- Born: August 13, 1923 Toronto, Ontario
- Died: May 21, 2019 (aged 95) Aalst, Buren, The Netherlands
- Occupation: Canadian-born composer, conductor and musical arranger.

= Dennis Farnon =

Canadian composer (1923–2019)

Dennis Farnon (13 August 1923 – 21 May 2019) was a Canadian musical arranger, composer and orchestra conductor.

Dennis Farnon was born in 1923 in Toronto, Canada as John Denis Farnon to Robert and Elsie Farnon (née Menzies). He grew up in a musical family, and learned to play the trumpet at age 12. Through his older brother Robert, he enlisted into the Canadian Army Band, also travelling to Europe to entertain the Allied troops during the last years of the war. In his mid-20s, he moved to Chicago where he played in jazz clubs and pursued studies in conducting, arranging, and orchestration, strongly influenced by the works of Maurice Ravel, Claude Debussy, Béla Bartók and Sergey Prokofiev.

Several years later, he accepted an invitation to Hollywood as musical director for singer Johnny Holiday, and he stayed, continuing to compose, conduct and arrange. In 1956, he was tapped by RCA Records to head their West Coast A & R and signed on as producer, arranger and recording artist. During that time, the Dennis Farnon Orchestra recorded numerous albums, including Magoo in Hi-Fi, over 10 episodes of Mr Magoo cartoon shorts, Chet Atkins in Hollywood, Velvet Carpet – The George Shearing's Quintet, The Enchanted Woods, Songs From The Motion Picture Gigi with singers Gogi Grant and Tony Martin (American singer), and Caution! Men Swinging.

In 1957, he was one of the five founding members (along with Paul Weston, Lloyd Dunn, Jesse Kaye, and Sonny Burke) of the National Academy of Recording Arts and Sciences (now known as The Recording Academy) - the organisation which bestows the annual Grammy Awards.

In the early 1960s he moved to London, where he learnt about library music and signed up with a number of publishing companies such as Boosey and Hawkes, KPM (now EMI) and Chappell Music. Over the course of the next 20 years, he went on to compose and publish a large volume of library music licensed for film, television, radio and other media. The styles ranged from jazz, funk, drama and romantic to his personal favourite, comedy music, which more recently has appeared in The Ren and Stimpy Show and SpongeBob SquarePants.

His movie credits include the score for the 1966 Tony Curtis film Arrivederci, Baby!. For television, he composed music for the Bat Out of Hell (TV series); some episodes of the British children’s series Follyfoot (1971); and wrote the notable themes for Jay Ward's satiric Fractured Flickers (1961-3) and the London Weekend Television production Bouquet of Barbed Wire (1976). In 2002 EMI Records Ltd released "Soho Lounge Heat: Hip Jazz, Funk and Soul Grooves for Films & TV 1969-1977", a compilation of library music compiled by Dickie Klenchblaize which contains 20 Farnon-composed tracks recorded between 1969 and 1974.

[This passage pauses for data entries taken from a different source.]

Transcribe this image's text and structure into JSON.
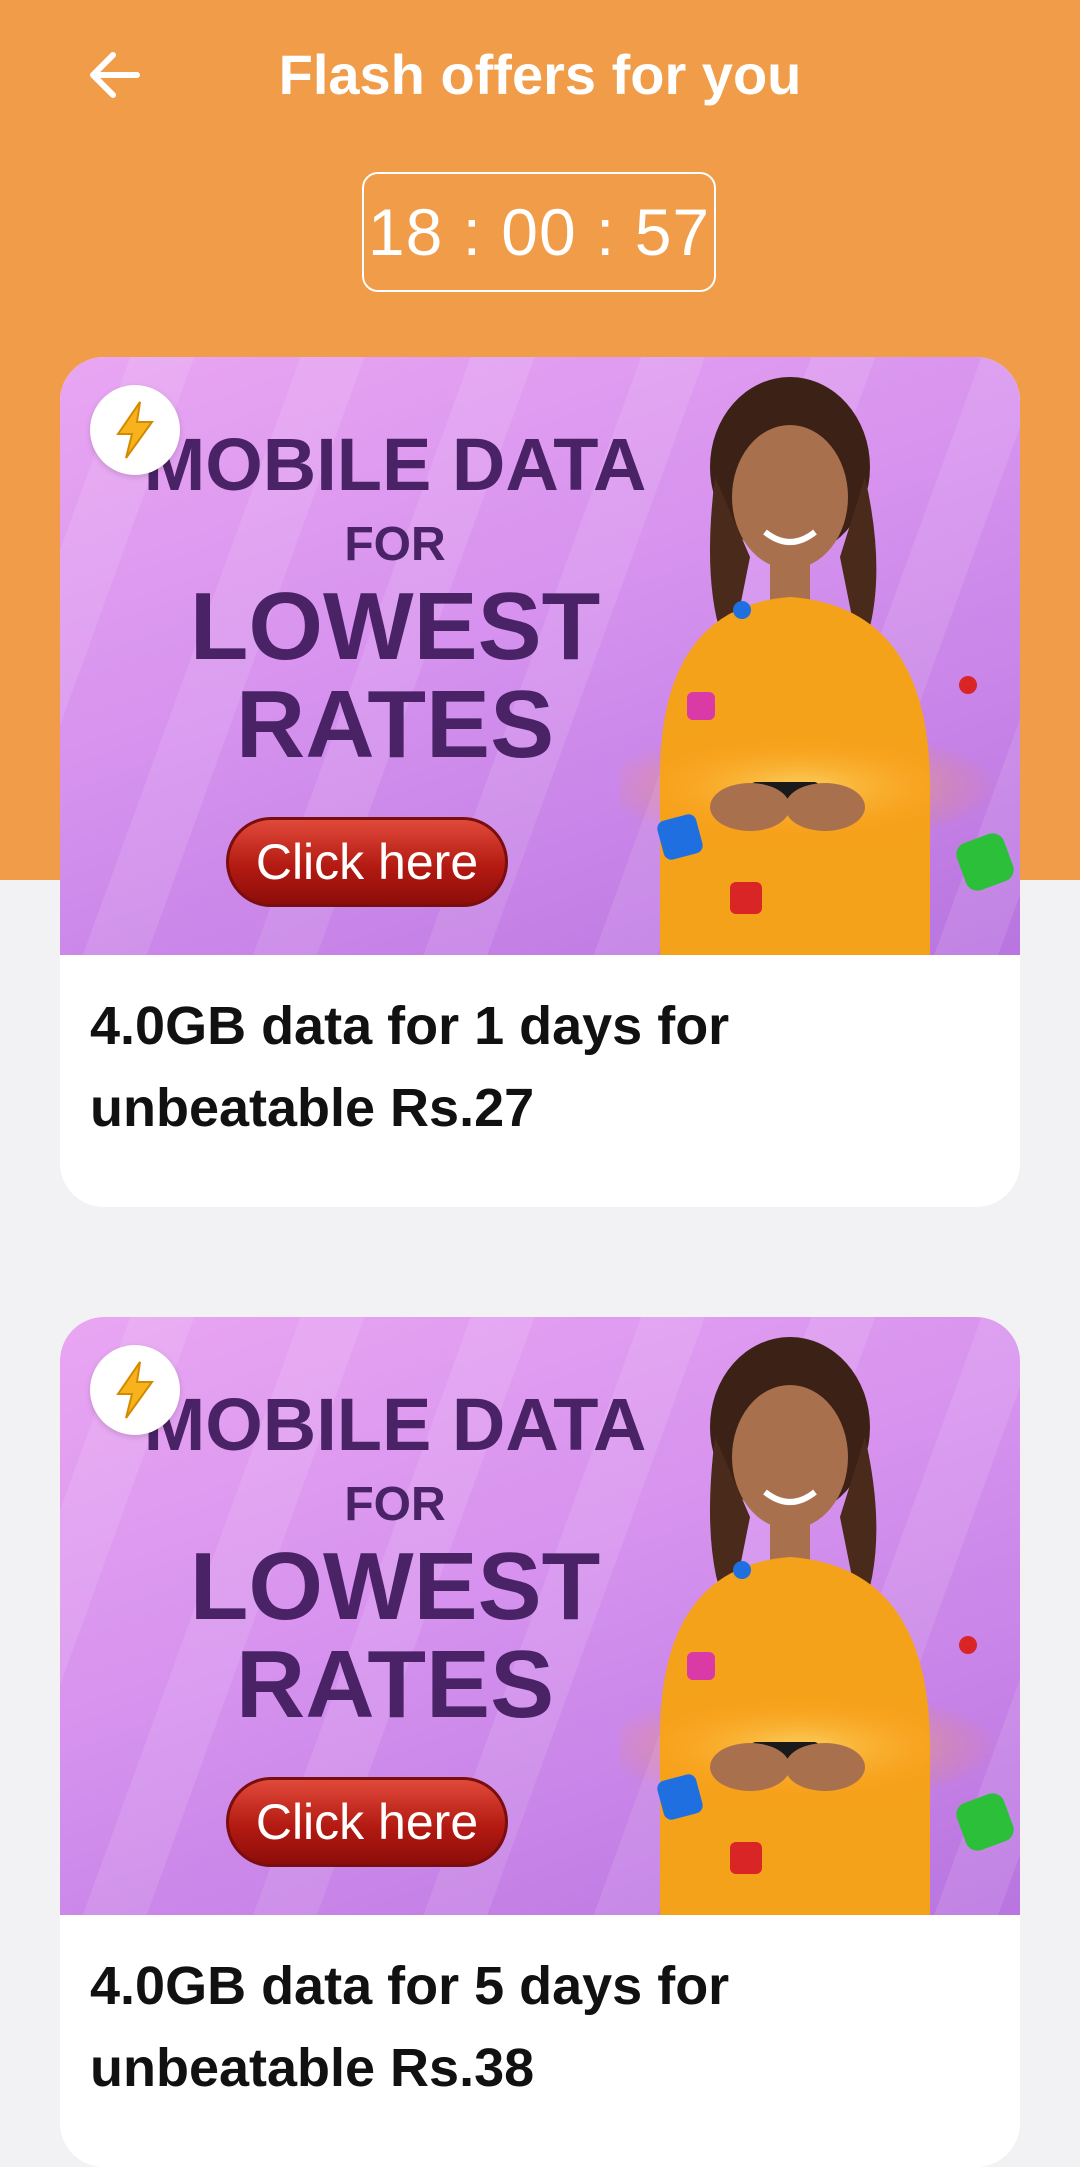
{
  "header": {
    "back_icon": "arrow-left-icon",
    "title": "Flash offers for you"
  },
  "timer": {
    "hours": "18",
    "minutes": "00",
    "seconds": "57",
    "display": "18 : 00 : 57"
  },
  "offers": [
    {
      "banner": {
        "line1": "MOBILE DATA",
        "line2": "FOR",
        "line3": "LOWEST",
        "line4": "RATES",
        "cta": "Click here"
      },
      "text_line1": "4.0GB data for 1 days for",
      "text_line2": "unbeatable Rs.27"
    },
    {
      "banner": {
        "line1": "MOBILE DATA",
        "line2": "FOR",
        "line3": "LOWEST",
        "line4": "RATES",
        "cta": "Click here"
      },
      "text_line1": "4.0GB data for 5 days for",
      "text_line2": "unbeatable Rs.38"
    }
  ],
  "colors": {
    "header_bg": "#f09c48",
    "page_bg": "#f2f2f5",
    "banner_text": "#4a2266",
    "cta_red": "#b41a12"
  }
}
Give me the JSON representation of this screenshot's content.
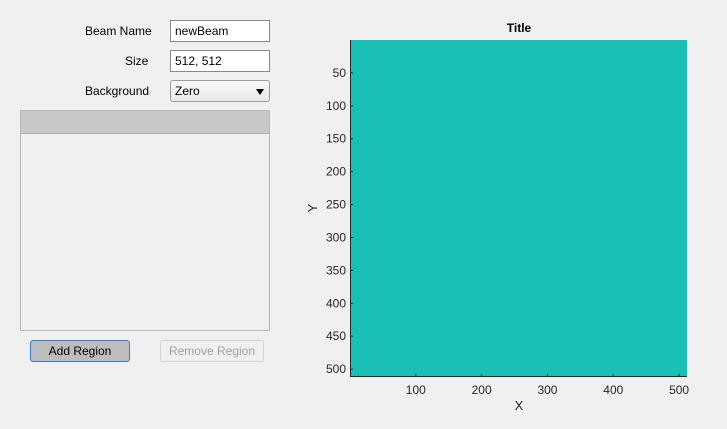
{
  "form": {
    "beam_name_label": "Beam Name",
    "beam_name_value": "newBeam",
    "size_label": "Size",
    "size_value": "512, 512",
    "background_label": "Background",
    "background_value": "Zero"
  },
  "buttons": {
    "add_region": "Add Region",
    "remove_region": "Remove Region"
  },
  "colors": {
    "image_fill": "#1abfb6",
    "window_bg": "#f0f0f0"
  },
  "chart_data": {
    "type": "heatmap",
    "title": "Title",
    "xlabel": "X",
    "ylabel": "Y",
    "xlim": [
      0,
      512
    ],
    "ylim": [
      0,
      512
    ],
    "y_reversed": true,
    "x_ticks": [
      100,
      200,
      300,
      400,
      500
    ],
    "y_ticks": [
      50,
      100,
      150,
      200,
      250,
      300,
      350,
      400,
      450,
      500
    ],
    "grid": false,
    "values": "uniform zero background (single color)"
  }
}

As with his brothers Brian and Robert, Dennis Farnon specialised in light music and orchestral arrangements of well-known standards, sometimes writing under the pseudonyms of Paul Gerard and John Dennis.

Farnon resided for a short time in Cascais, Portugal, where he worked with various Portuguese composers-singers including Fernando Tordo, Carlos do Carmo and Sérgio Borges. In 1979 he moved again and settled in the Netherlands. He continued writing, producing solo and chamber pieces with the classical guitarist Yves Storms and composing various short piano pieces. In the mid-1990s he was invited to the Hilversum recording studios to work with the celebrated Dutch Metropole Orchestra on a digitally recorded version of the Mother Magoo Suite.

The films Reversal of Fortune (1990), Fever Pitch (2005) and numerous popular television series such as Spiderman, Doctor Who, Sons and Daughters, Prisoner (TV series) and Flying Doctors also carry credits for his work.

He continued to write short piano compositions right up until his death, always favouring lighthearted comical tunes to make people laugh, with titles such as The Camel with the Wooden Leg, Two Doves on a Chimneypot, Grass Valley and Friend, Ms. Penguin and Twinkletoes and Me.

Farnon died in Aalst, Buren in May 2019 at the age of 95.